Hildegard’s responsory forms a connecting thread across the album, its five statements offering both contrasts and connections with the music that surround it. First up is mid-20th-century composer Pierre Villette’s Hymne à la Vierge, its subtle chromatic shifts prompting an almost barbershop-style sound from Echo, while the quadruple canon supporting Jean Mouton’s magisterial Nesciens mater inhabits the liminal spaces that lie between homophony, heterophony and polyphony in a sound that’s surprisingly symphonic for an ensemble comprising only 13 singers.

Full-blown polyphony duly arrives towards the end of the album in the shape of Palestrina’s I vaghi fiori, and in between these two Renaissance peaks we are taken on a colourful journey from Shivani Rattan’s celebratory, Diwali-inspired Patake!, via brief but imaginative encounters with English, Scottish and Greek folk arrangements, to some brilliantly conceived and executed pop-song adaptations. The first of these arrives in the form of a group improvisation on The Beatles’ ‘I’m only sleeping’ – its drowsy, druggy dreaminess yielding the most horizontal round you’re ever likely to hear.
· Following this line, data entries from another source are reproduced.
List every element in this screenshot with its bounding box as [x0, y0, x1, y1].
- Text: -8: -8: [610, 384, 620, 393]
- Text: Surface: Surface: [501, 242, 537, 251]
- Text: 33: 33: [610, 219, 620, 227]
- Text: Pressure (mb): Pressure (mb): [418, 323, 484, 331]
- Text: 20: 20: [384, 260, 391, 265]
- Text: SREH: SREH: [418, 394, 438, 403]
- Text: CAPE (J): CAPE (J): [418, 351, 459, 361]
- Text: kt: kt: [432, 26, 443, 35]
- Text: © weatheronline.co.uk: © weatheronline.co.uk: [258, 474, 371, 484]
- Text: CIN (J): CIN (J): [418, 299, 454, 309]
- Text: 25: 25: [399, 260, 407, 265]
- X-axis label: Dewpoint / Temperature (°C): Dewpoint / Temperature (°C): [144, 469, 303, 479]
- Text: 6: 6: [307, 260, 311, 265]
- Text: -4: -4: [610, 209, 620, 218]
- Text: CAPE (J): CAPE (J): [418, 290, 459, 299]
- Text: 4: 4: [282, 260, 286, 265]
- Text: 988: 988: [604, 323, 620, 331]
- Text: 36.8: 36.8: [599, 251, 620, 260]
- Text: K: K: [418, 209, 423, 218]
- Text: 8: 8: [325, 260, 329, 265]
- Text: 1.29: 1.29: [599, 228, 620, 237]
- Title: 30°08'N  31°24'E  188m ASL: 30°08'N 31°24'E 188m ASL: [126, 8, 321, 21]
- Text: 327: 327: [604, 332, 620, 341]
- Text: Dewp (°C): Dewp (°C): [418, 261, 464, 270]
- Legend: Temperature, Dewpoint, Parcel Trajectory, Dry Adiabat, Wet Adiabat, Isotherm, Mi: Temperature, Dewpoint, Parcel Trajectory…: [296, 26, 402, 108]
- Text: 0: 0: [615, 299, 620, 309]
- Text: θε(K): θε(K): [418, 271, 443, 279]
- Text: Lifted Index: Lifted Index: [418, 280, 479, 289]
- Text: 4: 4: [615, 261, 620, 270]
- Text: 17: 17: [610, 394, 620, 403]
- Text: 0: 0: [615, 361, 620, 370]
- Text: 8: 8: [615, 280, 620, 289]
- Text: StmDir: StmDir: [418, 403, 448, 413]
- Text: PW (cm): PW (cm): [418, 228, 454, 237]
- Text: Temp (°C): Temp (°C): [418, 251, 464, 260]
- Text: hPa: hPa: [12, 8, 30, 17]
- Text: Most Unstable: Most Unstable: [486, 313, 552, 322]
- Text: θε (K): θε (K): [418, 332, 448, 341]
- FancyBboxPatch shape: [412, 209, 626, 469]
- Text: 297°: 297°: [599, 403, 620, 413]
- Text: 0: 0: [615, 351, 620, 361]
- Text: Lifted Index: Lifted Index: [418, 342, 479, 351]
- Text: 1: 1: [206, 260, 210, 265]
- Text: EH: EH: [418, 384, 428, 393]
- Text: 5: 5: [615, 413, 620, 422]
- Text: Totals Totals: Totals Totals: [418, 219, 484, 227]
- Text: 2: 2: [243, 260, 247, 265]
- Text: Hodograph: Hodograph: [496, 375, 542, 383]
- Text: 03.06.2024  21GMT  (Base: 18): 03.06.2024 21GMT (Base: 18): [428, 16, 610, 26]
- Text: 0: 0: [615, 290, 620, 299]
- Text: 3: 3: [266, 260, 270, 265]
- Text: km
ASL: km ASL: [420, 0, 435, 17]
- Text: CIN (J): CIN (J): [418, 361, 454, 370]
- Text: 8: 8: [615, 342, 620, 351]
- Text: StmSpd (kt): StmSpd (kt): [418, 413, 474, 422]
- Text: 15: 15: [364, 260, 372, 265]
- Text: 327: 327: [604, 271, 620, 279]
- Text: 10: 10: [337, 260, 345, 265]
This is followed a little later by an equally effective rendition of The Smiths’ ‘There is a light that never goes out’, undercut (as Thom Andrewes puts it in an informative set of booklet notes) by the bitter disillusionment of Imogen Heap’s ‘Hide and seek’.

Anna Rocławska-Musiałczyk’s Bibi, Synkù, bi is one of many unexpected surprises on the album, harnessing folk and pop elements alongside the composer’s nuanced understanding of choral writing, while Purcell’s harmonies in the choir’s adaptation of ‘Hush, no more’ from The Fairy Queen sounds surprisingly modern in places. Echo also get their teeth firmly into Ravel’s Trois Chansons, imparting plenty of bite, urgency and trepidation to a set of songs written at the outbreak of the First World War. A warm blanket of sound envelops Howard Skempton’s He wishes for the cloths of Heaven, while a childlike ritualistic quality imbues Meredith Monk’s ebullient Panda Chant II. All in all, an impressive debut from a choir from whom I’m sure we will hear far more in the future.